HAKERI v. TURKEY
Doc ref: 26732/02 • ECHR ID: 001-80139
Document date: March 22, 2007
- 0 Inbound citations:
- •
- 0 Cited paragraphs:
- •
- 0 Outbound citations:
THIRD SECTION
DECISION
Application no. 26732/02 by Mehmet Hakan HAKERİ against Turkey
The European Court of Human Rights (Third Section), sitting on 22 March 2007 as a Chamber composed of:
Mr B.M. Zupančič , President , Mr C. Bîrsan , Mr R. Türmen , Mrs E. Fura-Sandström , Mr E. Myjer , Mr David Thór Björgvinsson , Mrs I. Berro-Lefèvre, judges , and Mr S. Quesada , Section Registrar ,
Having regard to the above application lodged on 25 March 2002,
Having regard to the decision to apply Article 29 § 3 of the Convention and examine the admissibility and merits of the case together ,
Having deliberated, decides as follows:
THE FACTS
The applicant, Mr Mehmet Hakan Hakeri, is a Turkish national who was born in 1966 and lives in Diyarbakır . He was represented before the Court by Mr R. Hakeri and Mr A. Yeşil , lawyers practising in Diyarbakır . The Turkish Government (“the Government”) did not designate an Agent for the purpose of the proceedings before the Court .
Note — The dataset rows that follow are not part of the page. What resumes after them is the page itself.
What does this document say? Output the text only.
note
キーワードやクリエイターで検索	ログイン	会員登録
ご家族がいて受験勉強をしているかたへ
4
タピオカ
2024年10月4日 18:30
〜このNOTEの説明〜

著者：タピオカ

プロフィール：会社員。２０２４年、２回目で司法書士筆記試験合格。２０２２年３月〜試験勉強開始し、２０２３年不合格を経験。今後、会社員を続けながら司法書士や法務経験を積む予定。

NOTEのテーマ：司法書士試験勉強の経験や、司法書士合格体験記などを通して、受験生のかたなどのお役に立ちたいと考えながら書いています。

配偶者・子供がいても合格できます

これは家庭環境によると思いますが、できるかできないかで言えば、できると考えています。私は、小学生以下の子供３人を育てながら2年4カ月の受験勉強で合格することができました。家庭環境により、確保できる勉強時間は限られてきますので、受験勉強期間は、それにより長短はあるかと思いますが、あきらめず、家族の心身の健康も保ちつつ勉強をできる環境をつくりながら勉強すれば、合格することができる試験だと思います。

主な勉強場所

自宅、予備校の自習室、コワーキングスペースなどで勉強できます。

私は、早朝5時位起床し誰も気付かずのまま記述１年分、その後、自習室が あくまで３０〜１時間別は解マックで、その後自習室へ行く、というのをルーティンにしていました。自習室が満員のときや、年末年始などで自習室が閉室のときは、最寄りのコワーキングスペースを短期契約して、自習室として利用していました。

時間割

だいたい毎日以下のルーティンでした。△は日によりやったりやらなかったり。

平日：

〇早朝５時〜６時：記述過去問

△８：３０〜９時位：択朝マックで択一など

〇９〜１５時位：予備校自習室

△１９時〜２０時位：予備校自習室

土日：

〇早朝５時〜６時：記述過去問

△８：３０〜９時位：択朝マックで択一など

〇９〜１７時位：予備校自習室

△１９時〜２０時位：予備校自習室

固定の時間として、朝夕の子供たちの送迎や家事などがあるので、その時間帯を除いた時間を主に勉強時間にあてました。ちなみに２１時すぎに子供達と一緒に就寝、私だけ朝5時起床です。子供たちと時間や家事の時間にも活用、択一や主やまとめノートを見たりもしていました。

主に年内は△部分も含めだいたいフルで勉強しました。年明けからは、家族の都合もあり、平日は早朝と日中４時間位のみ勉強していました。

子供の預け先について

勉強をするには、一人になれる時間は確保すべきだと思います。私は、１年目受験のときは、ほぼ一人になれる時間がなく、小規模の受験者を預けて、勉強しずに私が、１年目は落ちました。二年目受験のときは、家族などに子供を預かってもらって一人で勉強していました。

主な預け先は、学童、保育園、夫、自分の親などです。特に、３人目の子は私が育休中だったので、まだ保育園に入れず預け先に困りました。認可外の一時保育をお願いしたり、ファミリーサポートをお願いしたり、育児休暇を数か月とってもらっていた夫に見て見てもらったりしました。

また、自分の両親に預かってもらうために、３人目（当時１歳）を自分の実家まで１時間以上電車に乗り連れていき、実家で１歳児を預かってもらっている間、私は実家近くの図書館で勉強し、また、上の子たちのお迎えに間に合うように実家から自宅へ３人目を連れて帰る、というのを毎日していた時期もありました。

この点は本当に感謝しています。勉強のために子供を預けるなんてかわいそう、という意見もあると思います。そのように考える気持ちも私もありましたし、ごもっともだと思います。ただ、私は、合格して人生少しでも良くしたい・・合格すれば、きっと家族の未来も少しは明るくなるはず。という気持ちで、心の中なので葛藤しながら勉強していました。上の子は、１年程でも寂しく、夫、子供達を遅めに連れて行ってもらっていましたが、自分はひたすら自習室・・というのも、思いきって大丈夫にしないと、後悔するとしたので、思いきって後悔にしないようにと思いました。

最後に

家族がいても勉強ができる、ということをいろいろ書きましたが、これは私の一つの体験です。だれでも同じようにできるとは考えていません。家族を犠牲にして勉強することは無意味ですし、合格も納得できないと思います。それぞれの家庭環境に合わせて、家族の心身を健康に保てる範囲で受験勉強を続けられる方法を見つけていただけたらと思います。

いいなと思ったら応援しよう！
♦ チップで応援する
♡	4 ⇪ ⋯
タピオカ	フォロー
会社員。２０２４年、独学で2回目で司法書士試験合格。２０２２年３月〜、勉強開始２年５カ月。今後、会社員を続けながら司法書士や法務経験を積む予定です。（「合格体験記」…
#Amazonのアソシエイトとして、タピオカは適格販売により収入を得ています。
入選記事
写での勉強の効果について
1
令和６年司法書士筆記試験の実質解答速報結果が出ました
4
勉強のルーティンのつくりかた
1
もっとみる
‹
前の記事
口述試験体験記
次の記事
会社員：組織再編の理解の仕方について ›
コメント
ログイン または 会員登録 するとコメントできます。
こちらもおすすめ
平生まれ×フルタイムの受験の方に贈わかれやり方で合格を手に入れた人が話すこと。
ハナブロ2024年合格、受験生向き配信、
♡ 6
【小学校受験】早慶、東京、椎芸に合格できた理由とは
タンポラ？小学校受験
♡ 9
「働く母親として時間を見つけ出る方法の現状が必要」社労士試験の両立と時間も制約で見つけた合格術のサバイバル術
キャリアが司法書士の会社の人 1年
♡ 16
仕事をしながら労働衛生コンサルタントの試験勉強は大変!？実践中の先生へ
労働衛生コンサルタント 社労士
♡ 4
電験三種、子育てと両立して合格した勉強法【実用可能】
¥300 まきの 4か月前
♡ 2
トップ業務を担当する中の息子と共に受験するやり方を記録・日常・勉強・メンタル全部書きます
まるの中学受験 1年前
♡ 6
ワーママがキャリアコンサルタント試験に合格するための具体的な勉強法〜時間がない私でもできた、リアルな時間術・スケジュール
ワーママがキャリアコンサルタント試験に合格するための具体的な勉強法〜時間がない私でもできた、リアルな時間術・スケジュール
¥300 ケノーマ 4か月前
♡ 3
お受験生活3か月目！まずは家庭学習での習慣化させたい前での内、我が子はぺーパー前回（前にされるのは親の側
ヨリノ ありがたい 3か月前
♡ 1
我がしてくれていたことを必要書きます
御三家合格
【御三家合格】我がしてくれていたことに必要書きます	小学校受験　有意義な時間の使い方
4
The facts of the case, as submitted by the parties, may be summarised as follows.
The applicant was a research assistant in the Faculty of Law of the Dicle University at the time of the events. Upon the University administration ’ s failure to reimburse the publication cost of his doctoral thesis, the applicant filed an action for compensation with the Diyarbakır Administrative Court .
On 20 May 1999 the Diyarbakır Administrative Court ruled in favour of the applicant and ordered the University administration to pay a certain amount of compensation. On 1 October 2001 the Supreme Administrative Court dismissed the University administration ’ s appeal against the judgment of the first-instance court. On 28 December 2001 the University administration paid the applicant the due amount together with interest.
COMPLAINTS
The applicant complained about the length of the proceedings . He further submitted that as a result of the unreasonable length of the proceedings and the low interest rates applicable to the authorities ’ delay in payment of the compensation, he had sustained financial loss. He relied on Article 6 of the Convention and Article 1 of Protocol No. 1.
PROCEDURE
Following the original lodging of the application on 25 March 2002 neither the applicant nor his representatives have since contacted the Registry of the Court.
On 3 March 2006 the President of the Chamber to which the case has been allocated decided to invite the Government to submit observations on the admissibility and merits of the applicant ’ s complaints. On 29 May 2006 the Government submitted their observations on admissibility and merits.
By letter dated 23 June 2006, the Government ’ s observations were sent to the applicant ’ s representatives, who were requested to submit any observations together with any claims for just satisfaction in reply by 4 September 2006.
By letter dated 19 December 2006, sent by registered post, the applicant ’ s representatives were notified that the period allowed for submission of their client ’ s observations had expired on 4 September 2006 and that no extension of time had been requested. Their attention was drawn to Article 37 § 1 (a) of the Convention, which provides that the Court may strike a case out of its list of cases where the circumstances lead to the conclusion that the applicant does not intend to pursue the application. This letter was returned to the Registry on 18 January 2007 as the applicant ’ s representatives were no longer at that address. The Court was not made aware of any change of address.
THE LAW
The Court notes that after the initial application of 25 March 2002 there has been no sign on the part of the applicant to show that he wishes to pursue his application. In this regard, the Court observes that the applicant ’ s representatives have failed to give any reply to the observations sent to them almost seven months ago. The Registry ’ s reminder dated 19 December 2006 was returned as the applicant ’ s representatives were no longer at the address indicated in the application form. The Court notes that the Registry was not informed of any change of address.
The Court considers that, in these circumstances, the applicant may be regarded as no longer wishing to pursue his application, within the meaning of Article 37 § 1 (a) of the Convention. Furthermore, in accordance with Article 37 § 1 in fine, the Court finds no special circumstances regarding respect for human rights as defined in the Convention and its Protocols which require the continued examination of the case.
Accordingly, the application of Article 29 § 3 of the Convention should be discontinued.
For these reasons, the Court unanimously
Decides to strike the application out of its list of cases.